The recognition of prior learning is possible in three primary ways: accreditation (replacement or inclusion), recognition of informal learning and studification. More precise info: JAMK Degree Regulations, section 17.
Student workload
One credit corresponds to an average of 27 hours of work, which means that the load of five credits is approximately 135 hours. The load is distributed roughly the following way:
- Lectures: ~30h
- In-class activities: ~30h
- Weekly tasks: ~20h
- Projects and preparing for lectures: ~40h
- End task / portfolio: ~10h
Content scheduling
General scheduling:
- 2 hours per week for lectures (virtual)
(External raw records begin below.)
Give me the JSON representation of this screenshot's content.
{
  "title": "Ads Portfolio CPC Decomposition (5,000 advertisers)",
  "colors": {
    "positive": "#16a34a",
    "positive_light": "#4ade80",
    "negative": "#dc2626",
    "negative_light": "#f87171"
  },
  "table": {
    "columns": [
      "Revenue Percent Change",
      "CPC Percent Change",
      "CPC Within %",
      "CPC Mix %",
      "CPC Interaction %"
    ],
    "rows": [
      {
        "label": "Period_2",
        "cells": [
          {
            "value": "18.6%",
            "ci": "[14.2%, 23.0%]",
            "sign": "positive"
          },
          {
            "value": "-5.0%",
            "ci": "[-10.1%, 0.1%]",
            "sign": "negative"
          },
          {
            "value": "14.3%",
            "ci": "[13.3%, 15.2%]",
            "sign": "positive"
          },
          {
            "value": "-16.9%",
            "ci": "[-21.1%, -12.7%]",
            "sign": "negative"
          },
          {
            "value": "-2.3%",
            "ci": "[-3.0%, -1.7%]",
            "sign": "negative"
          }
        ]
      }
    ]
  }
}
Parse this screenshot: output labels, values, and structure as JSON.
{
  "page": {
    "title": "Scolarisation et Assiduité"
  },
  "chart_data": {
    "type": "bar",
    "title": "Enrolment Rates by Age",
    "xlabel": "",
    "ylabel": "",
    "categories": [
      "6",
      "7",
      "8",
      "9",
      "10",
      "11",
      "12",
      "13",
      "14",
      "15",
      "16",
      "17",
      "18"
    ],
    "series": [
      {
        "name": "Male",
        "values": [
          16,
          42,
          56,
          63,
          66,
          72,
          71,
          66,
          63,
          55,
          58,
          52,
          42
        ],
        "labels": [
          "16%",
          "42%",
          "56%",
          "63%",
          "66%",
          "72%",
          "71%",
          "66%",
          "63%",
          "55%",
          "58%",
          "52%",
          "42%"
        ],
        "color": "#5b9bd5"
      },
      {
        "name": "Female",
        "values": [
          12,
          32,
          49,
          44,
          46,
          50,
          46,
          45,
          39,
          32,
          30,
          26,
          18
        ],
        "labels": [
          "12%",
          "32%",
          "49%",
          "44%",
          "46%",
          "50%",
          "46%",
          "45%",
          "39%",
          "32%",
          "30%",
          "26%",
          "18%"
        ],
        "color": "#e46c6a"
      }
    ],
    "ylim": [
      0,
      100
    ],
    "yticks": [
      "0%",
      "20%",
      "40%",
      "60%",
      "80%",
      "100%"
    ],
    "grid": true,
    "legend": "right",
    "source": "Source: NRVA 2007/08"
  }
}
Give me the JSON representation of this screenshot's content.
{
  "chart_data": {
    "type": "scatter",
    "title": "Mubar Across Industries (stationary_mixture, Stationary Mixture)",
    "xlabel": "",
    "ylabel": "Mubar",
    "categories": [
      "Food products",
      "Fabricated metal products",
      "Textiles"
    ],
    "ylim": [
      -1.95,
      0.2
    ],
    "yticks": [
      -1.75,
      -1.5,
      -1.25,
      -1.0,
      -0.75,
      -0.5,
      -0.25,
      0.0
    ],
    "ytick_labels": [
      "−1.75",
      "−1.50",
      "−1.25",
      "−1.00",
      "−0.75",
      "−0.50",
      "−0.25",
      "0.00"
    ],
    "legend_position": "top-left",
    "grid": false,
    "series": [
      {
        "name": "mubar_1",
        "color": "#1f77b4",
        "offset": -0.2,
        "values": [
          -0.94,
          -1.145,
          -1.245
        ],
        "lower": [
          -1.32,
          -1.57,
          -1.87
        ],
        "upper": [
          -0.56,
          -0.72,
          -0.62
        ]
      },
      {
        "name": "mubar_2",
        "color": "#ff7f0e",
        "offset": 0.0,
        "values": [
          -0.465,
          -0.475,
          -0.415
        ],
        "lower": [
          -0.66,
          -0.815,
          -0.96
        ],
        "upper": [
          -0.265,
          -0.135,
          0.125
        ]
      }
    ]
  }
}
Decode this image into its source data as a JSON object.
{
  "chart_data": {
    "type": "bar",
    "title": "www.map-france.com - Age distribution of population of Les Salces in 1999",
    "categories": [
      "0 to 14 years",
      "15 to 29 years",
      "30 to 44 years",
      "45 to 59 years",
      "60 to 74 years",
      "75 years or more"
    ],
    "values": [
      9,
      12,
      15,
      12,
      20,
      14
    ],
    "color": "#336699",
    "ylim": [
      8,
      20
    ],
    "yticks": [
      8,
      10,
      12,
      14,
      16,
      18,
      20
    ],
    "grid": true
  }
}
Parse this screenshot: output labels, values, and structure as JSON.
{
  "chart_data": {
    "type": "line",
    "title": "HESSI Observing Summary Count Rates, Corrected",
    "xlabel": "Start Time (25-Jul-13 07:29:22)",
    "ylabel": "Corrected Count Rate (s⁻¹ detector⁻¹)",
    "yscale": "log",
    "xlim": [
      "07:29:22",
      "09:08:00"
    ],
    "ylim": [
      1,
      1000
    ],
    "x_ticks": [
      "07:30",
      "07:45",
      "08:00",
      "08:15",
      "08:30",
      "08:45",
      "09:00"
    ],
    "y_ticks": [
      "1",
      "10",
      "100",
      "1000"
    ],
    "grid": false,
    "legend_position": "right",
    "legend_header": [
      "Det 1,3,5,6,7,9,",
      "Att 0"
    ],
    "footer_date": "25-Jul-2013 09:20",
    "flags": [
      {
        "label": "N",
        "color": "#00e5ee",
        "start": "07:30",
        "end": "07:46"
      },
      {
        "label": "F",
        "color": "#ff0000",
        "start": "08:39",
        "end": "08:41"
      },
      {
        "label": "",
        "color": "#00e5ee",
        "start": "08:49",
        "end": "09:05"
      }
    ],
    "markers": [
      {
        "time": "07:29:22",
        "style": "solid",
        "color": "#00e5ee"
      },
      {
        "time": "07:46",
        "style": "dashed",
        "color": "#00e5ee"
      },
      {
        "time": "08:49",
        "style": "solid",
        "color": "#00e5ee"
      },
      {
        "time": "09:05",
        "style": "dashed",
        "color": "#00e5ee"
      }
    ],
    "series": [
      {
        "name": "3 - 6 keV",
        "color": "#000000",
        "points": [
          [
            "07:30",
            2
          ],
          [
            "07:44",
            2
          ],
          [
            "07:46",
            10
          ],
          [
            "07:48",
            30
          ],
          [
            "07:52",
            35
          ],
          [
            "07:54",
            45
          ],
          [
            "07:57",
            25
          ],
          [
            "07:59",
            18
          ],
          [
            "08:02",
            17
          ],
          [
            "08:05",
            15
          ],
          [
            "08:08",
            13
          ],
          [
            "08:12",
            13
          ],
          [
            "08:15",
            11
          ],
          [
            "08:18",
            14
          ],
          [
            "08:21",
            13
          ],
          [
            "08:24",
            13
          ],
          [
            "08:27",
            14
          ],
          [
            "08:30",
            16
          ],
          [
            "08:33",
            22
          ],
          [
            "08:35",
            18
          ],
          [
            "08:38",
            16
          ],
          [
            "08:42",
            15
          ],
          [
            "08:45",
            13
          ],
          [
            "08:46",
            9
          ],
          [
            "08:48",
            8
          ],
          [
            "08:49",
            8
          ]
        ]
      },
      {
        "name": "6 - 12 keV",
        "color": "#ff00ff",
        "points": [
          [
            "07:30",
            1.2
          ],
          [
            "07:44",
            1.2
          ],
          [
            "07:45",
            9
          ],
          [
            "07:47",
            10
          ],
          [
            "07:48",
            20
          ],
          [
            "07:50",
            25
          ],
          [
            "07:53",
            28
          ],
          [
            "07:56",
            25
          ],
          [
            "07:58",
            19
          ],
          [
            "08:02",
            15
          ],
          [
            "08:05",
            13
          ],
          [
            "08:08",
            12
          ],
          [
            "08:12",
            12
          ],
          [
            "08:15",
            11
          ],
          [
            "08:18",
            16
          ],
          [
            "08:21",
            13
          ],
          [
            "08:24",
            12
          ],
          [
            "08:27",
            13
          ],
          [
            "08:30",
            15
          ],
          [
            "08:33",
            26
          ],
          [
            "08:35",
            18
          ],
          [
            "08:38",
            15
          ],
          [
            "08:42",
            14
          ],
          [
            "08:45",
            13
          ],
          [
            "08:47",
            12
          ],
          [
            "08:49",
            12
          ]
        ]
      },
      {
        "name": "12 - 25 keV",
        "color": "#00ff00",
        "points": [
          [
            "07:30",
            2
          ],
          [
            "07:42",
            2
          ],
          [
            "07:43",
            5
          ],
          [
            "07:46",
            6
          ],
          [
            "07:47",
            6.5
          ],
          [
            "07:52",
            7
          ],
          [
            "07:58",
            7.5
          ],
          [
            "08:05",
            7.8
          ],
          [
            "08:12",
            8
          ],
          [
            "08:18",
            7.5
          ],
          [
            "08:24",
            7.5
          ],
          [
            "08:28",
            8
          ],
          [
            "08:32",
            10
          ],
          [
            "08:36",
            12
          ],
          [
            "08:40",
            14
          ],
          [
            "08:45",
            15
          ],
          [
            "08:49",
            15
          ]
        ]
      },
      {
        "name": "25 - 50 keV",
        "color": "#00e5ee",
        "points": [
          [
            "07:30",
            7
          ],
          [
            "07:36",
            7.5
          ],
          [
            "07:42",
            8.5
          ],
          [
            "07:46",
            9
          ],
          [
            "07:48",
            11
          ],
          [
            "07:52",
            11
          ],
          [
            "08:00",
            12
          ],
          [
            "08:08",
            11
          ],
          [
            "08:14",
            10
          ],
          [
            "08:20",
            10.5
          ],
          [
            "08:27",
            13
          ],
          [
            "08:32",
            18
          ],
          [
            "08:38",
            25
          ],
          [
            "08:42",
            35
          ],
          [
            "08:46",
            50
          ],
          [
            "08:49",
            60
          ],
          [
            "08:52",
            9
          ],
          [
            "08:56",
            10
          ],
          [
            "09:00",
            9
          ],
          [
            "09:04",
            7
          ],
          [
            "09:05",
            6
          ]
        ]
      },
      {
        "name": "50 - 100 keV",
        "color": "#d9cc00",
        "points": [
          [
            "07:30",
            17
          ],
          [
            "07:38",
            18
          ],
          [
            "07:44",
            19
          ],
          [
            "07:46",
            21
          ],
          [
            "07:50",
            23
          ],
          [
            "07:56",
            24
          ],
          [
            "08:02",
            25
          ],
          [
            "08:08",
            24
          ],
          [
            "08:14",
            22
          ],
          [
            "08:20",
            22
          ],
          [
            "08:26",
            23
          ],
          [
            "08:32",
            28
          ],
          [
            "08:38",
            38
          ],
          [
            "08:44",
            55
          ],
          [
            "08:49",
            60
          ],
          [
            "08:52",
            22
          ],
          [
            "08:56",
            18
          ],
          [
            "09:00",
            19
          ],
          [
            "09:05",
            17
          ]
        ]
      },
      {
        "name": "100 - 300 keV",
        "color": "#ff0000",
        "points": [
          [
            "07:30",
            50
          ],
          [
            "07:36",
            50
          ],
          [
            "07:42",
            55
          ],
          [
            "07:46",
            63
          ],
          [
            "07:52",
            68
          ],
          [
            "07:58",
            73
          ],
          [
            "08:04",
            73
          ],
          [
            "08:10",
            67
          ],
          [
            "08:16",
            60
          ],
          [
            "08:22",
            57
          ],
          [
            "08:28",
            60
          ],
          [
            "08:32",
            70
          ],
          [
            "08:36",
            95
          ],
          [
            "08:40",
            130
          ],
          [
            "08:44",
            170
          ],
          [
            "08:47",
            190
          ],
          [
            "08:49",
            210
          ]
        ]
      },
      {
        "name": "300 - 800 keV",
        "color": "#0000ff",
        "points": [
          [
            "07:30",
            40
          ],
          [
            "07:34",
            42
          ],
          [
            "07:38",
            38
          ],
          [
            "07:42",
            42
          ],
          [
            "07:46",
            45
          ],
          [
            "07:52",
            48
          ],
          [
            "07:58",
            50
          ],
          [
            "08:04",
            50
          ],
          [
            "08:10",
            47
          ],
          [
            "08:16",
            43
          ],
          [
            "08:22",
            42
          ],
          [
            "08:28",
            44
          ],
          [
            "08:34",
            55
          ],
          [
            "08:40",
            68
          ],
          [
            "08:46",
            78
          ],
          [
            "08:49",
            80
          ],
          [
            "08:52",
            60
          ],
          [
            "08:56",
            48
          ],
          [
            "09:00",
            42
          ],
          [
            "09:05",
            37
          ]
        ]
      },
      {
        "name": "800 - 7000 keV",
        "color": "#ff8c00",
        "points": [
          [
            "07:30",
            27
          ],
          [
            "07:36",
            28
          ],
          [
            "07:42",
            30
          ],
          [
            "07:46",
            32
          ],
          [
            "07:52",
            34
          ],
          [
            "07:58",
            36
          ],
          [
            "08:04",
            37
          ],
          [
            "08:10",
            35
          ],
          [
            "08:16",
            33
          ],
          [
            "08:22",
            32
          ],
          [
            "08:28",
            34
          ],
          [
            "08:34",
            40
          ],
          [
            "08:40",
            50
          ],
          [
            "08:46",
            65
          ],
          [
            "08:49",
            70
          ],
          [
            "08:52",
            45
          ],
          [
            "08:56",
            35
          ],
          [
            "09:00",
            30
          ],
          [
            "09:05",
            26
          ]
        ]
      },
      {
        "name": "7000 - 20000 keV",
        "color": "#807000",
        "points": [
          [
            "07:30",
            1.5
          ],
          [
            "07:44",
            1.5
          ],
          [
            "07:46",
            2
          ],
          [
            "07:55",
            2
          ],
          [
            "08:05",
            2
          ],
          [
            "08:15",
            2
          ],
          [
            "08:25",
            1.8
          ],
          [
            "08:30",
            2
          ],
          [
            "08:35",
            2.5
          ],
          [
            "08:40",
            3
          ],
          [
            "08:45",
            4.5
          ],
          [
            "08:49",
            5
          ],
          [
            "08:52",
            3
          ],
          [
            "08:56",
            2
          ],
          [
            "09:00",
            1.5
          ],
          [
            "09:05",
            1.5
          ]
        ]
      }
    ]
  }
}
- 2 hours per week for in-class activities
Further information for students
Open UAS places are included in the total capacity (spots)
Evaluation scale
0-5
Evaluation criteria, satisfactory (1-2)
Sufficient (1): You have basic knowledge of the game engine’s functionalities, pre-existing components, assets and/or example projects, and how they are used in the creation of game content or simple game prototypes. You can be productive in a limited role as an implementer of specific specialty area.
Satisfactory (2): You comprehend and are capable of using the game engine’s functionalities, pre-existing components, assets and/or example projects. You are able to show your skills through a simple game prototype created with ready asset(s).
Evaluation criteria, good (3-4)
Good (3): You can analyze a variety of the game engine’s functionality and pre-existing components, assets and/or example projects. You are capable of using them to create simple game prototype(s) that take several ready assets into use. You can be productive in a role as an implementer of specific specialty area.
Very Good (4): You have a thorough understanding of the game engine’s functionalities, pre-existing components, assets and/or example projects. You are capable of using them to create complex game prototype(s) that take several ready assets into use. You are capable of using 3rd party extensions, or modify the used assets (game content or functionalities). You have participated into the group game prototype creation process.
Evaluation criteria, excellent (5)
Excellent (5): You can critically evaluate the game engine’s functionality and pre-existing components, assets and/or example projects. You are capable of using them to create complex game prototype(s). You also have in-depth knowledge on some specific part(s) of the game engine and asset(s). You have participated into the group game prototype creation process.
Prerequisites
Minimal competence in C# (language overall, basic structures, syntax, objects). Previous competence with the game engine is a plus (installing, prefabs, using scripts in the game engine). Skills with other related tools, like version control and IDE, are useful.
Sufficient skills in the programming language and other related tools.